“I overvalued intelligence”-Bill Gates. I read this article a couple of years ago (relevant sections are appended below). It appeared in the Times of India and its stayed with me since then.
3 points stood out in my mind from this article:
1. The importance of emotional intelligence for people in Leadership
2. People management skills are not correlated with Scientific IQ and may even be negatively correlated
3. It is rare to find someone who combine Scientific skills with IQ
We often quote this as an example in our People management programs at Shradha HRD. We often ask participants to reflect on anyone they have met at the workplace, past or current that possesses both these skills.
To my mind, if you have both these skills you mind well be on the Satya Nadella path !!!!!!
We had Satya Nadella (Microsoft’s present CEO) as Guest Editor barely a fortnight ago. We’d love to hear what you think of him.
I’m really happy that he’s running Microsoft, so that I don’t have to. I still love Microsoft, I still worry about it and I spend 15% of my time on it and Satya’s very good at using that time. He’s always telling me “Go meet this group. Are they doing a good job, let me know.”
I’ve worked with Satya for a long time. He was always very thoughtful, very good at working with people, He has this very calm way of dealing even with very hard problems. Happily the board endorsed him, because I was so enthusiastic that he should be the CEO. Why is he such a good CEO? It’s hard to say. His book talks about his (quadriplegic) son – which may explain a lot. He’s a very Zen person (laughs). In that respect, he’s probably better than I was. I was too emotional –if something’s not going well – “This is terrible”. But it’s fun to work with him.
Sometime ago, you gave a speech about how you once used to “overvalue intelligence”. Can you elaborate?
There’s a certain type of IQ where I can give you a 500-page book on meteorology and you read it and you understand how tornadoes work. I always admired people who were good at that, and I thought if you were good at that, then everything else is easy. Managing people? Just use common sense. Understanding profit and loss? That’s just a little mathematical equation. “You’re a smart person. You know physics. Go manage this group. It can’t be worse than the Navier-Stokes equation (a complicated fluid dynamics equation),” I used to think. I was wrong about that.
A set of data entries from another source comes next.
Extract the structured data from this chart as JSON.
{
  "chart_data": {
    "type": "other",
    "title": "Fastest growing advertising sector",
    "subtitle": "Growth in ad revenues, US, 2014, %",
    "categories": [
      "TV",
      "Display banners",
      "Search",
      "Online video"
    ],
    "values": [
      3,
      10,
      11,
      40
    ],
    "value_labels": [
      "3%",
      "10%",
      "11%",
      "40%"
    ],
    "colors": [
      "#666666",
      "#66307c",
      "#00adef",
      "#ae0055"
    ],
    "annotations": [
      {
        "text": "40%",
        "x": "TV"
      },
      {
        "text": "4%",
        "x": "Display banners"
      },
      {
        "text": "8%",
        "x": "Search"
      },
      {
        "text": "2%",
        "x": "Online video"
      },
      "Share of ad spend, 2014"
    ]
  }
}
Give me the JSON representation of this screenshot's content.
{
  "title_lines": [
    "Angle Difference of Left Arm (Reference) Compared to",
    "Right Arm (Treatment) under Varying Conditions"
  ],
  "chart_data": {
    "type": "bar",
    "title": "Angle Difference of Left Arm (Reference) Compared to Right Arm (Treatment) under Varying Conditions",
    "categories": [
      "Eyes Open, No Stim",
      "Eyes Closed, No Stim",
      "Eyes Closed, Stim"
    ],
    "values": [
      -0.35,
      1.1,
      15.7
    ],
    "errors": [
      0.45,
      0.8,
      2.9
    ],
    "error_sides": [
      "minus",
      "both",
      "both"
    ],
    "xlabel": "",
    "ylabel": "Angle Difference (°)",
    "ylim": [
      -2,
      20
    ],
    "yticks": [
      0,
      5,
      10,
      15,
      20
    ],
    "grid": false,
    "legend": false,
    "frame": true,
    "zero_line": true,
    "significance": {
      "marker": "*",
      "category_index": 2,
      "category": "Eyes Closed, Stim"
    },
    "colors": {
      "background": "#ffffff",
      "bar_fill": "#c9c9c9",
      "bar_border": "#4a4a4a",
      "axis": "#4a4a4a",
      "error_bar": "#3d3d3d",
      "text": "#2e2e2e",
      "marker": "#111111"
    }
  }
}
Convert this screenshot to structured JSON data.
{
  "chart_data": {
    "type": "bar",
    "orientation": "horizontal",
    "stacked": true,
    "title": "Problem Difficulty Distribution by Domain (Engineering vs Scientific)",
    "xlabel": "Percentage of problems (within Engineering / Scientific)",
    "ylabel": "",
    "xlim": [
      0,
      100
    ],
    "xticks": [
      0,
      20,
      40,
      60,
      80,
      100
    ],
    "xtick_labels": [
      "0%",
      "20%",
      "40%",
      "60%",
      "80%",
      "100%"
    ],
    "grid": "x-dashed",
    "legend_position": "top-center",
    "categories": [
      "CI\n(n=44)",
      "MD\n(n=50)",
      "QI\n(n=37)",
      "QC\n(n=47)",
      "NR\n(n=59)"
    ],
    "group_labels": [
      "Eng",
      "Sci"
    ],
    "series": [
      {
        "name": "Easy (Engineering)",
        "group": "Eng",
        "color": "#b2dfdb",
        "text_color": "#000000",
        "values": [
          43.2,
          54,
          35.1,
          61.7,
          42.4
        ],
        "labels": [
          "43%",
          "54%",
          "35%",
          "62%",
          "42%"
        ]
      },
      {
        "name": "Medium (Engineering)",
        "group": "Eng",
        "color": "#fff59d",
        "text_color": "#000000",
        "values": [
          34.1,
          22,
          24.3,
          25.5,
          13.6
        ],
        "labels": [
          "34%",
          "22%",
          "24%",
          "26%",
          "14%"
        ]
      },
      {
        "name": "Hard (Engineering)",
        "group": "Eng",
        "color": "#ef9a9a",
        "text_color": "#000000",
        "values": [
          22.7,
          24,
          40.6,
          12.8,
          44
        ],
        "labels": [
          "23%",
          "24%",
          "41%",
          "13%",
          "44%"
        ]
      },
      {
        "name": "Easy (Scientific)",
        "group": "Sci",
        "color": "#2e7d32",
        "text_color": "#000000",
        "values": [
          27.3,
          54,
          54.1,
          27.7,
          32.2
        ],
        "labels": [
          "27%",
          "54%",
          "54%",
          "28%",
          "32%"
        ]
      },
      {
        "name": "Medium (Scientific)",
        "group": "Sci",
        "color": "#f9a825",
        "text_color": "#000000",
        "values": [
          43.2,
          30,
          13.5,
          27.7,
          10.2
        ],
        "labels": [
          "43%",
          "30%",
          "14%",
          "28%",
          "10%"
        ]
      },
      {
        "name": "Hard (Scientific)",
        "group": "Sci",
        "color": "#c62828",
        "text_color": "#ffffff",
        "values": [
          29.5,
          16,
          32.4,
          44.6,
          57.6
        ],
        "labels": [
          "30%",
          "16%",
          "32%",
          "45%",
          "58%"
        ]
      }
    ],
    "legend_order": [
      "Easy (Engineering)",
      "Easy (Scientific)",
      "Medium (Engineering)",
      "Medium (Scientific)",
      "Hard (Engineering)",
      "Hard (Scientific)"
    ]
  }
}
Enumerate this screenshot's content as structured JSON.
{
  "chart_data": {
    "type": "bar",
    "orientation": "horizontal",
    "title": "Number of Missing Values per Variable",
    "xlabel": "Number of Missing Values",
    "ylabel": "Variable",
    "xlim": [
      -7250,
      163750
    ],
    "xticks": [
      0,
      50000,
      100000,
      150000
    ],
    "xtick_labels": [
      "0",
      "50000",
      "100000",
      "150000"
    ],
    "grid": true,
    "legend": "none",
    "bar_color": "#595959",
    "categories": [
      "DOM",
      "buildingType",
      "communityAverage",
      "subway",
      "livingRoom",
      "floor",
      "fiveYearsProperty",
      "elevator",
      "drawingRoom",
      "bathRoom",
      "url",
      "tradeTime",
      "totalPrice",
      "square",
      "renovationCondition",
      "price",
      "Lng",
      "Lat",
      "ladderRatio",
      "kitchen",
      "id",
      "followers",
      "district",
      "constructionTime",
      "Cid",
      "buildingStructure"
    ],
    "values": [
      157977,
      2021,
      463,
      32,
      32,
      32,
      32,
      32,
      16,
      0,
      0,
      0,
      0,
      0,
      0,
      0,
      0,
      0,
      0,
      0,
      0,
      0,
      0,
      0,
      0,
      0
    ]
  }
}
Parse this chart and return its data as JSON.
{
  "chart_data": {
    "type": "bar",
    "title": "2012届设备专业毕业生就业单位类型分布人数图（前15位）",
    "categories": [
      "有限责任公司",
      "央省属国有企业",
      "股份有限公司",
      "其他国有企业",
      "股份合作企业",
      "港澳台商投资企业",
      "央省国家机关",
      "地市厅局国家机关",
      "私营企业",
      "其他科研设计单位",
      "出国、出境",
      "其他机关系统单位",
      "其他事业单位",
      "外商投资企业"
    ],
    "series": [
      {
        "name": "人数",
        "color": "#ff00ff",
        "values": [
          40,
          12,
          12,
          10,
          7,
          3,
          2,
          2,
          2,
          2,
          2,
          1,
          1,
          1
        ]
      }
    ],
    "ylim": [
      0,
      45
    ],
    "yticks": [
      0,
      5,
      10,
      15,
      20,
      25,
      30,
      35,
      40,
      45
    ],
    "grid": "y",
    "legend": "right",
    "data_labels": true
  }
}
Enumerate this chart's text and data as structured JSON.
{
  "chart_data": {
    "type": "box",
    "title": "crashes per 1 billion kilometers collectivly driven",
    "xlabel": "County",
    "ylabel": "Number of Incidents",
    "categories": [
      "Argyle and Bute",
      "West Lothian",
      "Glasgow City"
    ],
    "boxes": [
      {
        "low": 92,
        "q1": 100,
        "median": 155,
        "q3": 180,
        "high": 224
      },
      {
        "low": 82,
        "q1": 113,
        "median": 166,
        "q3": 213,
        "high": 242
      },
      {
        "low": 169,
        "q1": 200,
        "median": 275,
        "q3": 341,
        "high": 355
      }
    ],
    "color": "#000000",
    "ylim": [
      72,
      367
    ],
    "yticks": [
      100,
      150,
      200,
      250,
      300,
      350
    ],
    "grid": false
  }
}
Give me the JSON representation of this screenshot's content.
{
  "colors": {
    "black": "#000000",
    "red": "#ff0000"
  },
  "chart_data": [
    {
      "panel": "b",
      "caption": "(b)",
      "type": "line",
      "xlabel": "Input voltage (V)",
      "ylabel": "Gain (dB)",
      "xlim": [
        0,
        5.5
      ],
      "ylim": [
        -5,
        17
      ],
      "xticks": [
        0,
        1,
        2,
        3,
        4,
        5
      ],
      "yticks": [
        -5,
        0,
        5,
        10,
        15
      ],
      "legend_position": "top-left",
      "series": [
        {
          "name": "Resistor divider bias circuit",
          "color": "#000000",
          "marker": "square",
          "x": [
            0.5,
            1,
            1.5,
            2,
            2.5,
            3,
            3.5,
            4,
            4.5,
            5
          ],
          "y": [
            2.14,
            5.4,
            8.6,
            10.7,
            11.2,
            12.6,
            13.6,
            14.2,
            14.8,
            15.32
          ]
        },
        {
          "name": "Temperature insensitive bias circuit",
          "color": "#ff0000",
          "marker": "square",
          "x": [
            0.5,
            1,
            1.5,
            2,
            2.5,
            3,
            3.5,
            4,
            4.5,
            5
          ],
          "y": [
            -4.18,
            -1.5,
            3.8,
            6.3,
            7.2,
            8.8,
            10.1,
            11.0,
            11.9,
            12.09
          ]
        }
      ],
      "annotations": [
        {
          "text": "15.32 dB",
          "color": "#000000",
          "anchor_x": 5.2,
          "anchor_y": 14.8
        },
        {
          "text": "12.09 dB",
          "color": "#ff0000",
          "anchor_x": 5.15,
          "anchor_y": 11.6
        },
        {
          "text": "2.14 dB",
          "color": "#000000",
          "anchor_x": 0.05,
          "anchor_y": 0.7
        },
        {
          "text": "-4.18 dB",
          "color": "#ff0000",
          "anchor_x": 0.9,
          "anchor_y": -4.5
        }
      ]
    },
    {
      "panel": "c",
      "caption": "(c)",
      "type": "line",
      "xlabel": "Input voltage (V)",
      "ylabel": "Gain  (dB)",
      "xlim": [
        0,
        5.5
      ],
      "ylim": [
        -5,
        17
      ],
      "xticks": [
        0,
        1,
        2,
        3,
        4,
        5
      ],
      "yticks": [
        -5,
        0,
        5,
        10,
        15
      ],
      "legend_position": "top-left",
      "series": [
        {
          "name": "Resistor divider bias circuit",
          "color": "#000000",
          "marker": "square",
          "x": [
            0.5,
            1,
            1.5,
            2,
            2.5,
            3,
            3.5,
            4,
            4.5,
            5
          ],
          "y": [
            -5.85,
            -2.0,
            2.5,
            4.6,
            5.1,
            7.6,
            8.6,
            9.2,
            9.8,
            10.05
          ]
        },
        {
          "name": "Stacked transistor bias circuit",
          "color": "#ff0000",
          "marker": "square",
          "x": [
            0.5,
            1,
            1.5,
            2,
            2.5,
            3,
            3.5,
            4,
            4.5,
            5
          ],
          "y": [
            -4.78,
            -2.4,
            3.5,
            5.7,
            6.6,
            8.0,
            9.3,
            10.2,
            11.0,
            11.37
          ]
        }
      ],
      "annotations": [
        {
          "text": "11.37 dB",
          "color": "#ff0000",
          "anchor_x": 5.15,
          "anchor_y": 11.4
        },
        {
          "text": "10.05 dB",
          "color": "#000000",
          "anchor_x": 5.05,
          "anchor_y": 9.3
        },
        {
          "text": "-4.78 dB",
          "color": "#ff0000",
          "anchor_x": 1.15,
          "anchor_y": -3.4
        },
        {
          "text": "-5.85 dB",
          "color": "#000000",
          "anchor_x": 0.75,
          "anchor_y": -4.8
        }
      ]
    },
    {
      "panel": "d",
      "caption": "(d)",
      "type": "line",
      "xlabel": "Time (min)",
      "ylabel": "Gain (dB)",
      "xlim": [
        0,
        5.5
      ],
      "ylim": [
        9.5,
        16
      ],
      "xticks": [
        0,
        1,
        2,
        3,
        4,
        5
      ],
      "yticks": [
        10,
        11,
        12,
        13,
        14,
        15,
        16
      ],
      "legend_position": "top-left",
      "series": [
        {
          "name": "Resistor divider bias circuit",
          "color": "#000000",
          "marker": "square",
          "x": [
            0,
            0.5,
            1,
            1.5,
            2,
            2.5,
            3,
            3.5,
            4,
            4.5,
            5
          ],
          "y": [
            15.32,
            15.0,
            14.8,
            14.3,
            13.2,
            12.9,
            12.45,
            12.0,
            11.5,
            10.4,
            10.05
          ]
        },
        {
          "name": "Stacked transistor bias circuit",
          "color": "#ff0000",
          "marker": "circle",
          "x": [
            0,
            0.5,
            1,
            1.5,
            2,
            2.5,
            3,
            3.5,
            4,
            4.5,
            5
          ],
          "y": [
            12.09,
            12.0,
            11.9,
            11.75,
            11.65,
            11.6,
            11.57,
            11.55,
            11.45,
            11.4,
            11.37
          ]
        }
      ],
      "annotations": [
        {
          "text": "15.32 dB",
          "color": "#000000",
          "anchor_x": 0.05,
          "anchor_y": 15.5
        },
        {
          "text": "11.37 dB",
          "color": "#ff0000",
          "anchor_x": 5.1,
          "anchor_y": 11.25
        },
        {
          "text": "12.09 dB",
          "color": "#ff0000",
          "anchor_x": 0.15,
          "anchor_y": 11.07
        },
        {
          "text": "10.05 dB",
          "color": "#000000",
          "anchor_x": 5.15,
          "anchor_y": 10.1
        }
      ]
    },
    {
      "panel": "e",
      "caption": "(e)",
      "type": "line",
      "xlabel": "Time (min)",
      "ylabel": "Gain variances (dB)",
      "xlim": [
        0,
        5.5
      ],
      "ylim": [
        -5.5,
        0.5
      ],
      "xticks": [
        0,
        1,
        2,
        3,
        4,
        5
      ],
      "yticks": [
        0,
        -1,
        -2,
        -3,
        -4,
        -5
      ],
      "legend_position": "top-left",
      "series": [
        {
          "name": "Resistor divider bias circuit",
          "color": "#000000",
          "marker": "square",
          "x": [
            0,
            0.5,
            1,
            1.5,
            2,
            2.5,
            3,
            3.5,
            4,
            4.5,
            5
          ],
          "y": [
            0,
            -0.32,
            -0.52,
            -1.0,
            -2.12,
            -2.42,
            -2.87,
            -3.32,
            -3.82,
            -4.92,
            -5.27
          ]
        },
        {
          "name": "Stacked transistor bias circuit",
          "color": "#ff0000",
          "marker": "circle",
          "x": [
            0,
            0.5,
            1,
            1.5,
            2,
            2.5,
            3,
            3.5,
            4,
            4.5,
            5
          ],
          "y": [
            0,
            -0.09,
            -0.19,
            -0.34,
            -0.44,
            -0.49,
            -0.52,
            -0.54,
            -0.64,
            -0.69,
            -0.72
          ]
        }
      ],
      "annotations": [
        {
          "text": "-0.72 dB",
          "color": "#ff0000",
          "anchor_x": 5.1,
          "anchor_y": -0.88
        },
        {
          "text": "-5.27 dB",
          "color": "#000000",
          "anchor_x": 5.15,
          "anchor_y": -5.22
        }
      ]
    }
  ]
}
The idea that some of these skills were not correlated with scientific IQ, in fact, that some of them were negatively correlated, it took me a while to figure that out. Those who combine scientific IQ with people skills—like Satya –are rare. You have to learn to build a team with different capabilities and as Microsoft got bigger, it became more important. I’m a little broader in my understanding of different talents now.